The facade of the church is a blend of multiple architectural features, such as Muslim, Romanesque, and Neo-Classical. It is preserved in its natural color and original stone texture, conveying an air of simplicity.
You can visit the Basilica to see the patron’s original image. This 12-inch image depicting the Child Jesus is very familiar to avid travelers and locals in Cebu. It is said to have survived a large fire when Legaspi and Urdaneta arrived on the island. Its miraculous history has made it an avenue for many faithful Catholics to pray and light candles. A Santo Niño prayer can also be found on their official website.
The candle lighting area is filled with many devotees praying the Santo Niño prayer, hoping for safety everywhere they go.
The church is one of the most famous heritage sites in the city. Situated right in front of it is the equally famous Magellan’s Cross. Here, you can find the Christian cross that Magellan and his companions planted to signify the Cebuanos’ conversion to Catholicism.

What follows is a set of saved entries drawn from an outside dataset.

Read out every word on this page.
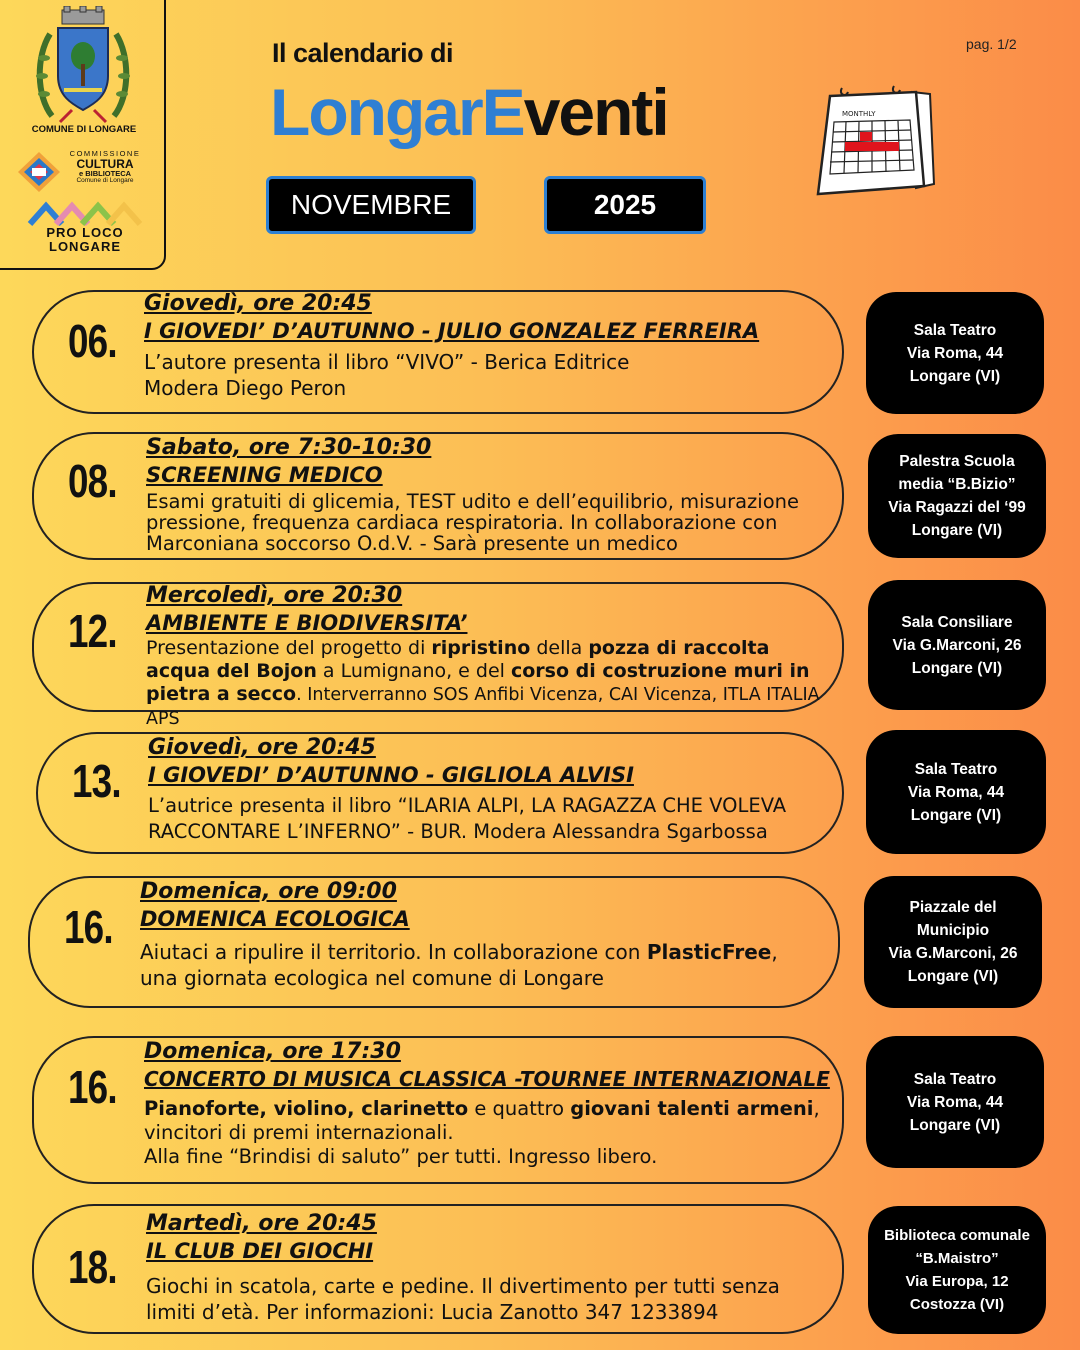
COMUNE DI LONGARE
COMMISSIONE
CULTURA
e BIBLIOTECA
Comune di Longare
PRO LOCO
LONGARE
pag. 1/2
Il calendario di
LongarEventi
NOVEMBRE	2025
MONTHLY
06.
Giovedì, ore 20:45
I GIOVEDI’ D’AUTUNNO - JULIO GONZALEZ FERREIRA
L’autore presenta il libro “VIVO” - Berica Editrice
Modera Diego Peron
Sala Teatro
Via Roma, 44
Longare (VI)
08.
Sabato, ore 7:30-10:30
SCREENING MEDICO
Esami gratuiti di glicemia, TEST udito e dell’equilibrio, misurazione
pressione, frequenza cardiaca respiratoria. In collaborazione con
Marconiana soccorso O.d.V. - Sarà presente un medico
Palestra Scuola
media “B.Bizio”
Via Ragazzi del ‘99
Longare (VI)
12.
Mercoledì, ore 20:30
AMBIENTE E BIODIVERSITA’
Presentazione del progetto di ripristino della pozza di raccolta acqua del Bojon a Lumignano, e del corso di costruzione muri in pietra a secco. Interverranno SOS Anfibi Vicenza, CAI Vicenza, ITLA ITALIA APS
Sala Consiliare
Via G.Marconi, 26
Longare (VI)
13.
Giovedì, ore 20:45
I GIOVEDI’ D’AUTUNNO - GIGLIOLA ALVISI
L’autrice presenta il libro “ILARIA ALPI, LA RAGAZZA CHE VOLEVA
RACCONTARE L’INFERNO” - BUR. Modera Alessandra Sgarbossa
Sala Teatro
Via Roma, 44
Longare (VI)
16.
Domenica, ore 09:00
DOMENICA ECOLOGICA
Aiutaci a ripulire il territorio. In collaborazione con PlasticFree,
una giornata ecologica nel comune di Longare
Piazzale del
Municipio
Via G.Marconi, 26
Longare (VI)
16.
Domenica, ore 17:30
CONCERTO DI MUSICA CLASSICA -TOURNEE INTERNAZIONALE
Pianoforte, violino, clarinetto e quattro giovani talenti armeni,
vincitori di premi internazionali.
Alla fine “Brindisi di saluto” per tutti. Ingresso libero.
Sala Teatro
Via Roma, 44
Longare (VI)
18.
Martedì, ore 20:45
IL CLUB DEI GIOCHI
Giochi in scatola, carte e pedine. Il divertimento per tutti senza
limiti d’età. Per informazioni: Lucia Zanotto 347 1233894
Biblioteca comunale
“B.Maistro”
Via Europa, 12
Costozza (VI)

This is also the venue for most of the events of the Fiesta Señor, the church-related activities of the renowned Sinulog Festival. This makes January one of the busiest times for the church with all the activities that they hold.
The Basilica has hosted many events, including the Fiesta Señor during Sinulog.
This starts with a procession at dawn, followed by a nine-day novena. During this time, churchgoers perform the Sinulog dance and scream, “Viva Pit Señor!” after every mass. Other activities include a foot procession, where the image is brought to the streets, usually welcoming thousands of devotees who have come to participate.
Another event is the Traslacion, wherein the image is being transported on the road from the Basilica to the National Shrine of St. Joseph in Mandaue City and the Birhen sa Regla Parish in Mactan Island. The image is then brought back to Cebu City through a fluvial procession the day before the main festival.
On normal days, there are many devotees that attend the church masses. Whether it is within the church or the wide open space of the quadrangle, it continues to welcome hundreds of devotees every day. Both tourists and locals try to find time to visit the image within the church and touch it to pray for blessings.
Public transport is a good option to get here. Downtown Cebu is one of the busiest areas, with jeepney routes going all around the city. You might even get the chance to travel to other tourist destinations after visiting the Basilica.
The Basilica del Santo Niño is arguably one of the most famous Catholic churches in Cebu because of its history and grandeur. Many visitors come to witness the miraculous image, while others attend the many festivities during the Fiesta Señor. After everything that the church went through, it currently stands as one of the most famous tourist spots in the Philippines.
Indeed, the oldest church on the island will continue to welcome faithful believers for years to come.